Nikhil Rathi has been announced as the new permanent chief executive of the Financial Conduct Authority, in succession to Andrew Bailey, who left the regulator in March to become Governor of the Bank of England. Mr Rathi is currently the CEO of London Stock Exchange plc.

Mr Rathi is expected to take up his post at the FCA sometime in the autumn, with Christopher Woolard continuing as interim CEO until then, before he is then expected to leave the FCA. In seven years at the FCA in senior roles, such as director of strategy and competition, Mr Woolard became the regulator’s self-styled ‘consumer champion’, but media reports suggested Chancellor Rishi Sunak MP was looking for a different skillset from the next FCA boss. It has been suggested that Mr Rathi has been preferred to Mr Woolard, reported to have been his principal rival for the permanent position, for two main reasons:

  • The Government was looking for someone who could spearhead genuine change at the FCA, as the regulator seeks to make better use of data to change the way it regulates firms
  • A candidate who was better placed to lead cooperation with international regulators in the post-Brexit world was preferred

At 40 years of age, Mr Rathi becomes the FCA’s youngest CEO and its first from a BAME background.

He has experience of the workings of the FCA having served on its Practitioner Panel and chaired its Markets Practitioner Panel. He has also worked as Director of International Development at the Stock Exchange; Director, Financial Services Group at HM Treasury; head of the Treasury’s financial stability unit during the 2008 financial crisis; and as private secretary to prime ministers Tony Blair and Gordon Brown.
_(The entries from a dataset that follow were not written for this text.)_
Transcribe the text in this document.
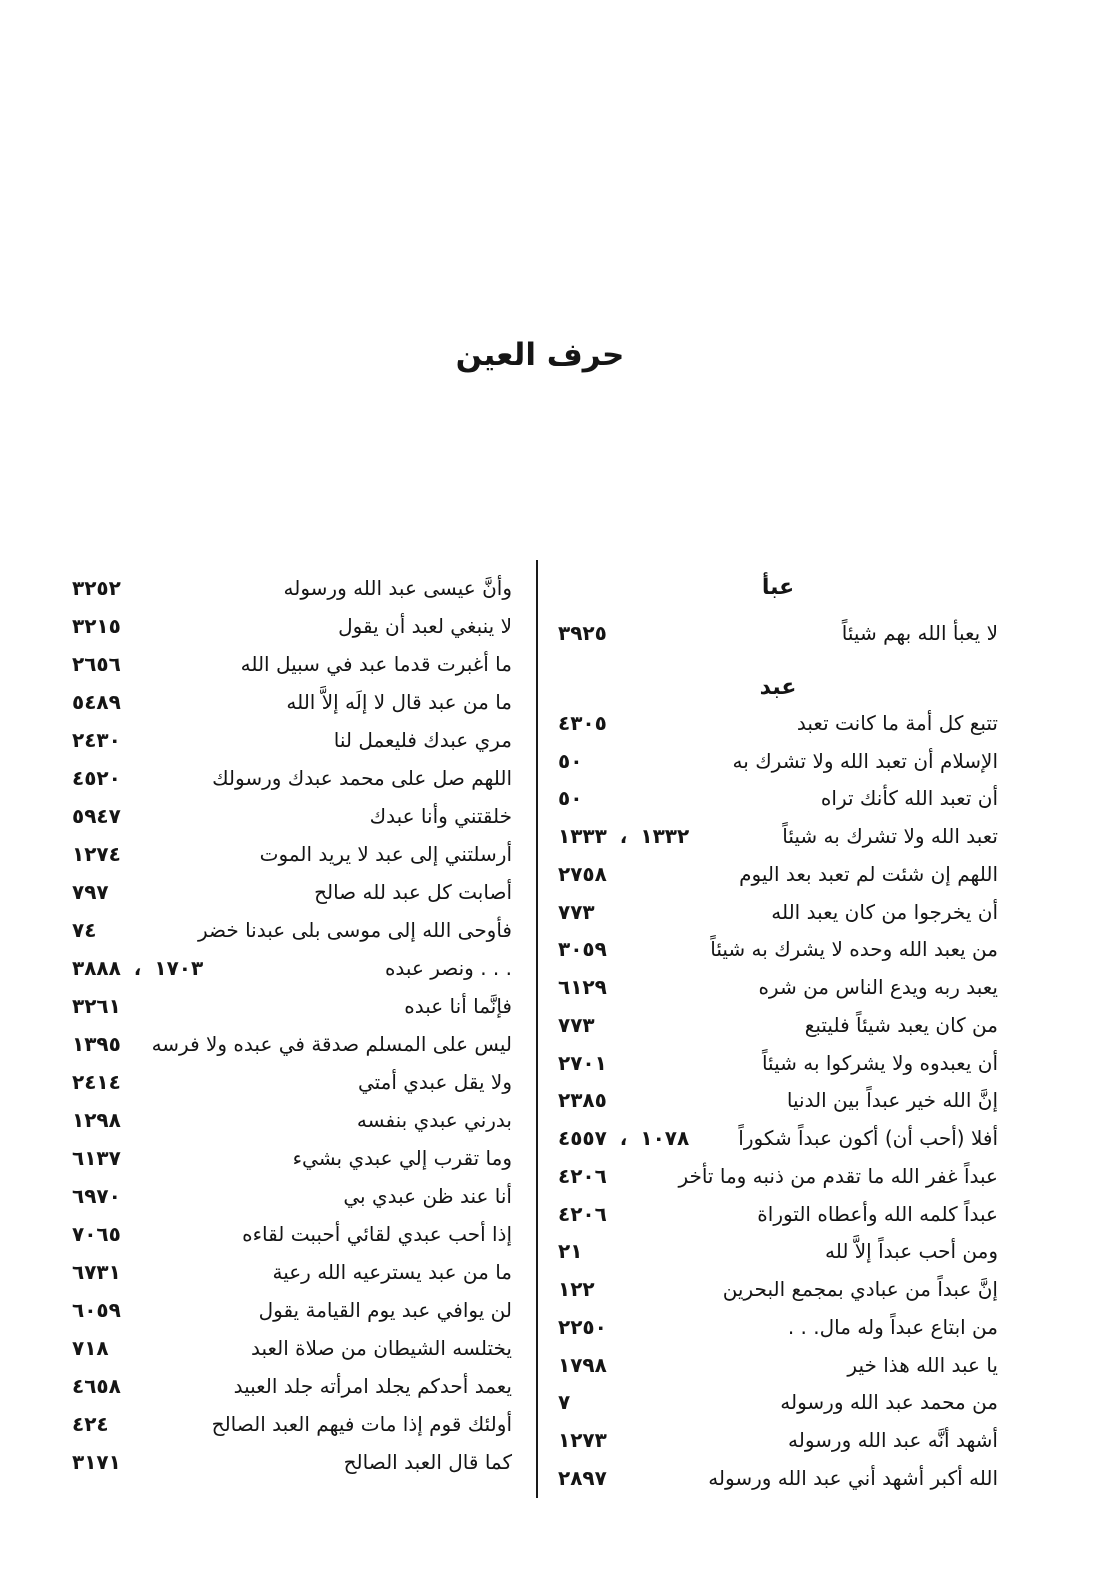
حرف العين
عبأ
لا يعبأ الله بهم شيئاً
٣٩٢٥
عبد
تتبع كل أمة ما كانت تعبد
٤٣٠٥
الإسلام أن تعبد الله ولا تشرك به
٥٠
أن تعبد الله كأنك تراه
٥٠
تعبد الله ولا تشرك به شيئاً
١٣٣٢ ، ١٣٣٣
اللهم إن شئت لم تعبد بعد اليوم
٢٧٥٨
أن يخرجوا من كان يعبد الله
٧٧٣
من يعبد الله وحده لا يشرك به شيئاً
٣٠٥٩
يعبد ربه ويدع الناس من شره
٦١٢٩
من كان يعبد شيئاً فليتبع
٧٧٣
أن يعبدوه ولا يشركوا به شيئاً
٢٧٠١
إنَّ الله خير عبداً بين الدنيا
٢٣٨٥
أفلا (أحب أن) أكون عبداً شكوراً
١٠٧٨ ، ٤٥٥٧
عبداً غفر الله ما تقدم من ذنبه وما تأخر
٤٢٠٦
عبداً كلمه الله وأعطاه التوراة
٤٢٠٦
ومن أحب عبداً إلاَّ لله
٢١
إنَّ عبداً من عبادي بمجمع البحرين
١٢٢
من ابتاع عبداً وله مال. . .
٢٢٥٠
يا عبد الله هذا خير
١٧٩٨
من محمد عبد الله ورسوله
٧
أشهد أنَّه عبد الله ورسوله
١٢٧٣
الله أكبر أشهد أني عبد الله ورسوله
٢٨٩٧
وأنَّ عيسى عبد الله ورسوله
٣٢٥٢
لا ينبغي لعبد أن يقول
٣٢١٥
ما أغبرت قدما عبد في سبيل الله
٢٦٥٦
ما من عبد قال لا إلَه إلاَّ الله
٥٤٨٩
مري عبدك فليعمل لنا
٢٤٣٠
اللهم صل على محمد عبدك ورسولك
٤٥٢٠
خلقتني وأنا عبدك
٥٩٤٧
أرسلتني إلى عبد لا يريد الموت
١٢٧٤
أصابت كل عبد لله صالح
٧٩٧
فأوحى الله إلى موسى بلى عبدنا خضر
٧٤
. . . ونصر عبده
١٧٠٣ ، ٣٨٨٨
فإنَّما أنا عبده
٣٢٦١
ليس على المسلم صدقة في عبده ولا فرسه
١٣٩٥
ولا يقل عبدي أمتي
٢٤١٤
بدرني عبدي بنفسه
١٢٩٨
وما تقرب إلي عبدي بشيء
٦١٣٧
أنا عند ظن عبدي بي
٦٩٧٠
إذا أحب عبدي لقائي أحببت لقاءه
٧٠٦٥
ما من عبد يسترعيه الله رعية
٦٧٣١
لن يوافي عبد يوم القيامة يقول
٦٠٥٩
يختلسه الشيطان من صلاة العبد
٧١٨
يعمد أحدكم يجلد امرأته جلد العبيد
٤٦٥٨
أولئك قوم إذا مات فيهم العبد الصالح
٤٢٤
كما قال العبد الصالح
٣١٧١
Mr Rathi will not receive any bonuses or benefits in the FCA role other than his basic salary and his pension.

Mr Rathi becomes CEO at a critical time, with the economy in dire straits in the midst of the Covid-19 slump. The exact nature of the way UK firms will trade with their European counterparts in the future remains very uncertain, and there has been much criticism of late of the apparent limits of FCA regulation, and the issues on which it has chosen not to intervene, with prominent news stories surrounding a min-bond firm and a well-known fund manager.

Mr Rathi said:

“I am honoured to be appointed Chief Executive of the Financial Conduct Authority. I look forward to building on the strong legacy of Andrew Bailey and the exceptional leadership of Christopher Woolard and the FCA Executive team during the crisis. FCA colleagues can be very proud of their achievements in supporting consumers and the economy in all parts of the UK in recent months.

“In the years ahead, we will create together an even more diverse organisation, /supporting the recovery with a special focus on vulnerable consumers, embracing new technology, playing our part in tackling climate change, enforcing high standards and ensuring the UK is a thought leader in international regulatory discussions.”